Hatırlarsınız, 1980’lerde sözlüklerimize yeni ve büyüleyici bir kelime girdi: Özelleştirme. Özelleştirme sayesinde mülkiyet halka yayılacak, zarar eden kuruluşlar kâr etmeye başlayacak, halk ekonomiye doğrudan katılacak, ekonomiye canlılık gelecek, sanayileşme hızlanacak, KİT’ler artık devlete yük olmaktan çıkacak, istihdam artacak, devletin vergi gelirleri patlayacak, yolsuzluklar azalacaktı. Bu küresel sermayenin öyle bir algı bir operasyonuydu ki çoğumuz inandık. İnanmayanlar algının gücü sayesinde sesini çıkaramadılar… Her hükümetin programında mutlaka “özelleştirme” yer aldı. Ve ne bulursak sattık… 1990’ların başından bugüne kadar, Cumhuriyetin birikimlerinden bir şey bırakmadık… Sonuç; koskoca bir hiç. Özelleştirmenin vaat ettiklerinin hiçbiri gerçekleşmedi. Özelleştirmeler sonucunda tarımımız, sanayimiz, ekonomimiz büyük darbeler yedi. Bankalar, iletişim kurumları hatta marketlerimiz yabancıların eline geçti. Özelleştirilen kurumların arsaları kullanıldı, fabrikalar kapandı. Ve yalan, talan ve peşkeş ile kaynaklar har vuruldu, harman savruldu. İktidarlara yakın zenginler oluştu. Cumhuriyetin birikimi yok oldu.

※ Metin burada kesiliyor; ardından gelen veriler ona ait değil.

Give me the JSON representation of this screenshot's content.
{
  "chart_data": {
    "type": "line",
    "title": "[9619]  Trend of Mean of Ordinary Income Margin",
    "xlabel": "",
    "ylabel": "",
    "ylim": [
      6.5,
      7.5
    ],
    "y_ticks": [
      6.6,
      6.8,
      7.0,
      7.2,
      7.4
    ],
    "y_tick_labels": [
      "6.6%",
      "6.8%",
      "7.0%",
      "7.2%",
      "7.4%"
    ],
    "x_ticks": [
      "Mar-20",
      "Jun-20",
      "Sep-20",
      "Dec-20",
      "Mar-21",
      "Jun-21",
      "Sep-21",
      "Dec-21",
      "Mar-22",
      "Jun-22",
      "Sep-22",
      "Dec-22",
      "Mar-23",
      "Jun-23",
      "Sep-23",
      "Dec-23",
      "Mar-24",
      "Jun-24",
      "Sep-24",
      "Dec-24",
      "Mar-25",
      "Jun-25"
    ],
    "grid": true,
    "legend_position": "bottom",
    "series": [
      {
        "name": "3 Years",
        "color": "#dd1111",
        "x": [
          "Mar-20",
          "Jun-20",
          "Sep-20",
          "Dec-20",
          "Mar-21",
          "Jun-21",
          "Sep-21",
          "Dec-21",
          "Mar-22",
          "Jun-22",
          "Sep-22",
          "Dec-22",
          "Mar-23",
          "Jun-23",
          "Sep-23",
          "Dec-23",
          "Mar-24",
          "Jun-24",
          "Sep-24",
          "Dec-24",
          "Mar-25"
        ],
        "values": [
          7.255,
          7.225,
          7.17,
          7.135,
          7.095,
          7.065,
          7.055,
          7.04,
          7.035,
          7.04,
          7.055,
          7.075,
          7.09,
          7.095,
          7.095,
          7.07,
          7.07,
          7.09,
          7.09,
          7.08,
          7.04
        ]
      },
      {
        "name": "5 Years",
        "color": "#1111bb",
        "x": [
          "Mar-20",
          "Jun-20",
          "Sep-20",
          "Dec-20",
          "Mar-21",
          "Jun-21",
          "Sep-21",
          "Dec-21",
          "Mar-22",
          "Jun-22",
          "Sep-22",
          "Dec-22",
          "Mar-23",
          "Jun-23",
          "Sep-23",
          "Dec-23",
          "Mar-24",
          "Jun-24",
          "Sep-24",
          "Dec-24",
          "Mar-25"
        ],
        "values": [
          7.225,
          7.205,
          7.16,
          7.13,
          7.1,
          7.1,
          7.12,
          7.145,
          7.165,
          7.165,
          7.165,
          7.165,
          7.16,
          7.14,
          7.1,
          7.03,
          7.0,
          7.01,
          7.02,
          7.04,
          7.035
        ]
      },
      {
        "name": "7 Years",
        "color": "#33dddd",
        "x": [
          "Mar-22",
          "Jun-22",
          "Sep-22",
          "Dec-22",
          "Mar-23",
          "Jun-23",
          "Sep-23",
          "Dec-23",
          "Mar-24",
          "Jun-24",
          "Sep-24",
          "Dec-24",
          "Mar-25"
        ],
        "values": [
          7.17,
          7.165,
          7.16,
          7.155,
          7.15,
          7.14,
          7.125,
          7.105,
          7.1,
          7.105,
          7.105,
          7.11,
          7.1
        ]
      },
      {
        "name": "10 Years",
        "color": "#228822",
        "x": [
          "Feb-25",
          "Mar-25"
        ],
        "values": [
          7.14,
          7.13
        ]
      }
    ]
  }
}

Küresel sermaye algı yaratırken, en idealist grupları bile kullandı. İyi niyetli çevreci gruplar ülkelerin enerji tercihlerini belirlemede, bilmeden küresel sermayenin bir baskı unsuru oldular. Rahmetli Necip Hablemitoğlu “Alman Vakıfları ve Bergama Dosyası” kitabında Bergama’da altın çıkarmayı engellemek isteyen “çevreci” eylemlerin arkasında “Alman Vakıfları”nın olduğunu ortaya koymuştu. Ve küresel sermaye bu tespiti affetmedi. FETÖ’yü aracı kılarak, onu şehit etti. Keza nükleer enerji karşıtı çevreci hareketlerin arkasında büyük petrol tröstlerinin olduğu zaman zaman dile getirilmektedir.
Küresel sermaye güçlendikçe, ülkelerdeki siyasal iktidarları da; “Demokrasi”, “Kardeşlik”, “Barış” , “Adalet, “Eşitlik” gibi kimsenin itiraz edemeyeceği sihirli kelimelerin arkasına sığınarak ve bu kavramların büyüsü ile harekete geçirdiği kitlelerle devirdi. Arap baharı hareketlerinin, Gürcistan, Ukrayna, Kırgızistan’da hoş renklerle ifade edilen halk ayaklanmalarının, darbelerinin arkasında küresel sermayenin temsilcisi Soros Vakfı olduğu artık herkesçe biliniyor…
O nedenle yanlışlara tepki gösterelim, demokratik haklarımızı sonuna kadar kullanalım. Ama çok dikkatli olalım. Vandalizmden, kaba kuvvet kullanmaktan kaçınalım. Yaptığımız hareketlerin kime yaradığını iyice ölçelim.
Bu kesinlikle bir pasifizm çağrısı değildir. Ama “anti emperyalist” bir tavır sergiliyorum zannıyla hareket ederken, emperyalizme; “milliyetçi” bir eylem yapıyorum derken ülkenin düşmanlarına hizmet edebilirsiniz. Sizin iyi niyetli olmanız yetmez. Sizi yönlendirenler ne kadar iyi niyetli? Ülke iyi niyetle yapılan hatalardan neler çekti. Unutmayın: Cehenneme giden yol iyi niyet taşlarıyla döşelidir.
Aman dikkat!
Ve ukalalık saymazsanız bu konuda iki kitap önermek isterim: Mustafa Yıldırım’ın “Sivil Örümceğin Ağında” ve John Perkins’in “Bir Ekonomik Tetikçinin İtirafları”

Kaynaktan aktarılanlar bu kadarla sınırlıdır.